In resurrecting the BFI standard, the Board has now expanded the scope in which a joint-employer relationship may be established. Now, the Board may find a joint-employer relationship when an entity possesses a reserved, unexercised right to control any of these essential terms, or through "indirect control" exercised by third parties or intermediaries. As a result, joint-employer status is now established if control exists (even if only potentially or indirectly) and if the object of control is an essential term and condition of employment of another employer's workforce, regardless of the extent of the control.

The drastic expansion of entities that could now be deemed joint employers, coupled with the uncertainty created by the expanded scope, creates an increased risk for entities previously able to evade joint-employer status.

Practical Implications

The joint-employer standard has significant implications for both unionized and nonunionized employers, as it determines when one entity can be held liable for the other's unfair labor practices and may require an entity to share a collective bargaining relationship with a union that represents another employer's employees.

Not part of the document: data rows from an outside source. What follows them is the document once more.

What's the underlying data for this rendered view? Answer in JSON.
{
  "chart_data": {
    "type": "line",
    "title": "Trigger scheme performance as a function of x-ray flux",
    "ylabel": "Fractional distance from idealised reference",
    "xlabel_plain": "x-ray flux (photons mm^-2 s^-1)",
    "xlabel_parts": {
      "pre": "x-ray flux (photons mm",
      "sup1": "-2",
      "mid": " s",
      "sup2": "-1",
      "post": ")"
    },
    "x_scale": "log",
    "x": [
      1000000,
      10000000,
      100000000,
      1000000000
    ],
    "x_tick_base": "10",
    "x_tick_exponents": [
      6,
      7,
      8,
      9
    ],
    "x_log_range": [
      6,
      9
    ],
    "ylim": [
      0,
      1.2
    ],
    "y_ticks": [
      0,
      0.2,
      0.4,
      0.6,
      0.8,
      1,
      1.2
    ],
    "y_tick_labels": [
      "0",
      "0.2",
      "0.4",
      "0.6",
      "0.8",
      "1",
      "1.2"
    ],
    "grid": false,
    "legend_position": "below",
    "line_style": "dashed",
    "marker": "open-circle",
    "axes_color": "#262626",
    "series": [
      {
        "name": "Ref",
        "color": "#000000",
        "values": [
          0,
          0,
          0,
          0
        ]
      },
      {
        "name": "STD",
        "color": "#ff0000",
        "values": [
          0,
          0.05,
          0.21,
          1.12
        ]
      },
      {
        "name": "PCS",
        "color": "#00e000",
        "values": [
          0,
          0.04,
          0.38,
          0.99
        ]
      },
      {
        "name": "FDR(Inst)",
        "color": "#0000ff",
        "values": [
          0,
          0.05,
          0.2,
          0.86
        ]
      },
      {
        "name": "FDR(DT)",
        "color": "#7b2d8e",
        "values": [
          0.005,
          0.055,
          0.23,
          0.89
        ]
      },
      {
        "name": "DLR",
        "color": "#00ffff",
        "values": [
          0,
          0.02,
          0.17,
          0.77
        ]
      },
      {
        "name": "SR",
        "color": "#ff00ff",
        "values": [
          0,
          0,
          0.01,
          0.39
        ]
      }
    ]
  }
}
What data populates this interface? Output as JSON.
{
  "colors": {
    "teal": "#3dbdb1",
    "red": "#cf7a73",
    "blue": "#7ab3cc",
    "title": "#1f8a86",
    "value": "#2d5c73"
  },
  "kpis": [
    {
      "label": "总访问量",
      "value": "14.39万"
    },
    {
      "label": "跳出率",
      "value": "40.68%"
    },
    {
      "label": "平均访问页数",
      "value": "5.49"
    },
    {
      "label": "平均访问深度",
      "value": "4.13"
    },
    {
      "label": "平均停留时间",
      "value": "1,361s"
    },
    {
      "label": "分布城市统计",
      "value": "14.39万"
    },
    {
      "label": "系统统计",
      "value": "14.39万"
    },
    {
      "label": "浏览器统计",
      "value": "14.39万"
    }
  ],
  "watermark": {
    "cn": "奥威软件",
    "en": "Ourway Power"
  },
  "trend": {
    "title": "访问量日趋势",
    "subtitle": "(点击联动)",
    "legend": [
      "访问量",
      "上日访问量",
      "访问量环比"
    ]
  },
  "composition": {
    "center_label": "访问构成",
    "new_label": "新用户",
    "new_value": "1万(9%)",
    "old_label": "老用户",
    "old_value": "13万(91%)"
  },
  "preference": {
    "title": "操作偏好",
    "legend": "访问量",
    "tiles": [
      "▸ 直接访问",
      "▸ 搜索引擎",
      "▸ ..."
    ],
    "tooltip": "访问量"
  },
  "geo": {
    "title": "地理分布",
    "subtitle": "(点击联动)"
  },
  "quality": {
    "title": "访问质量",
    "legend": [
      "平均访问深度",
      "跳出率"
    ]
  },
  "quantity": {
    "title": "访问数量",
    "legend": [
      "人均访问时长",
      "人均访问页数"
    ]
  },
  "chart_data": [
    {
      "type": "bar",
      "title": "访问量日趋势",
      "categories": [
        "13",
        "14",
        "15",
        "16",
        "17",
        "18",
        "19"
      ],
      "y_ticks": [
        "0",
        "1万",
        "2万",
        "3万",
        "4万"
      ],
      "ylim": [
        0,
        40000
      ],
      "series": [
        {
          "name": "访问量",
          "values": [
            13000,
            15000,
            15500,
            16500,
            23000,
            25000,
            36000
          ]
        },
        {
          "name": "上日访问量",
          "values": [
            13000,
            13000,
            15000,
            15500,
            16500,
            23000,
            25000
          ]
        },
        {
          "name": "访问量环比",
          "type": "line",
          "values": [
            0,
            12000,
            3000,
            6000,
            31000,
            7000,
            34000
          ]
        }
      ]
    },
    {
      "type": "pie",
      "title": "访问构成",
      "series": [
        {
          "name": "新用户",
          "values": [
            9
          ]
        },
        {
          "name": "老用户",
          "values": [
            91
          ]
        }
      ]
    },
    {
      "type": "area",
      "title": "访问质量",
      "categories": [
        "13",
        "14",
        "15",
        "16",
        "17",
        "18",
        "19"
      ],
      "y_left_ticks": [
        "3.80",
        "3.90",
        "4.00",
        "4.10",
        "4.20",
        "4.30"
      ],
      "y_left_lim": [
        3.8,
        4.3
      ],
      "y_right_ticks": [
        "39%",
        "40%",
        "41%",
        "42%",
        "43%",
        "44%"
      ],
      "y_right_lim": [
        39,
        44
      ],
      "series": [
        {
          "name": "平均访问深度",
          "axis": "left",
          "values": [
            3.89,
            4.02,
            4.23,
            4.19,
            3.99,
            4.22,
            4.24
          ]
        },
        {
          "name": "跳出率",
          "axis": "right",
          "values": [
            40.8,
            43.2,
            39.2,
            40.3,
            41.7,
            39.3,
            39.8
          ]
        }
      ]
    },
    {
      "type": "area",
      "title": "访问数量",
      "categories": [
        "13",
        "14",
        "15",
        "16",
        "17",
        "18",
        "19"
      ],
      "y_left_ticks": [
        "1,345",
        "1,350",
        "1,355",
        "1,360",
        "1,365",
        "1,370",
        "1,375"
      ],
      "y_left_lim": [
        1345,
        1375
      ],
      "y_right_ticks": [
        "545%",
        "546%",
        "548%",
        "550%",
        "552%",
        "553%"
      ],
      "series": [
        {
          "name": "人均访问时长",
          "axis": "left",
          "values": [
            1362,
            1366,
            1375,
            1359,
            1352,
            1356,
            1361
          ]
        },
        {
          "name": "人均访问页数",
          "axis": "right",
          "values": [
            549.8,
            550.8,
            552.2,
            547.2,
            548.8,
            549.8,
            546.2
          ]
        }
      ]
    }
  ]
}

For example, franchisors may now face increased risks of becoming involved in union organizing campaigns and alleged unfair labor practice related to the other employer's response to those campaigns.

A business could also be required to bargain over the terms and conditions of a supplier's employees, even if the business does not control all the terms or conditions of employment for these employees. Joint-employer status may also deprive the business of its status as a neutral employer if there is a strike or labor dispute, exposing the business to liability for actions by the supplier that violate the NLRA.

Bargaining with two or more employers instead of one can be significantly more challenging. And under the new standard, employees may be required to bargain with multiple—and different—entities than they initially expected.

What Does This Mean for Employers?

The Final Rule is subject to congressional review but is scheduled to go into effect December 26, 2023, and will only be applied to cases filed after the effective date.

As a result of the sweeping nature of the Final Rule, businesses can expect increased labor risks and should take the following steps to mitigate the risk of exposure:

  • Assess current operations and evaluate potential risks and consequences of being deemed a joint employer with their vendors, contractors, suppliers and/or franchisees;
  • Identify and consider removing any contractual terms with third parties that would establish direct or reserved control to determine the terms and conditions of employment of the other companies' employees; and
  • Train supervisors and managers to properly report concerns about staffing or other work-related concerns regarding a third party's employees directly to the third-party partner to handle.

This is an evolving area and there is still much to be determined. DWT will continue to monitor developments regarding the Final Rule and will keep you apprised of any developments. If you would like to learn more about the impending changes from the Board and minimize the risk of inadvertent joint responsibility, please consult with experienced labor counsel.


This advisory is a publication of Davis Wright Tremaine LLP. Our purpose in publishing this advisory is to inform our clients and friends of recent legal developments. It is not intended, nor should it be used, as a substitute for specific legal advice as legal counsel may only be given in response to inquiries regarding particular situations.

[1] Under the common-law test, an employment relationship exists where the person for whom the services are performed reserves the right, even though not exercised, to control the manner and means by which the result is accomplished. Vaughn Bros., 94 NLRB 382, 383 (1951).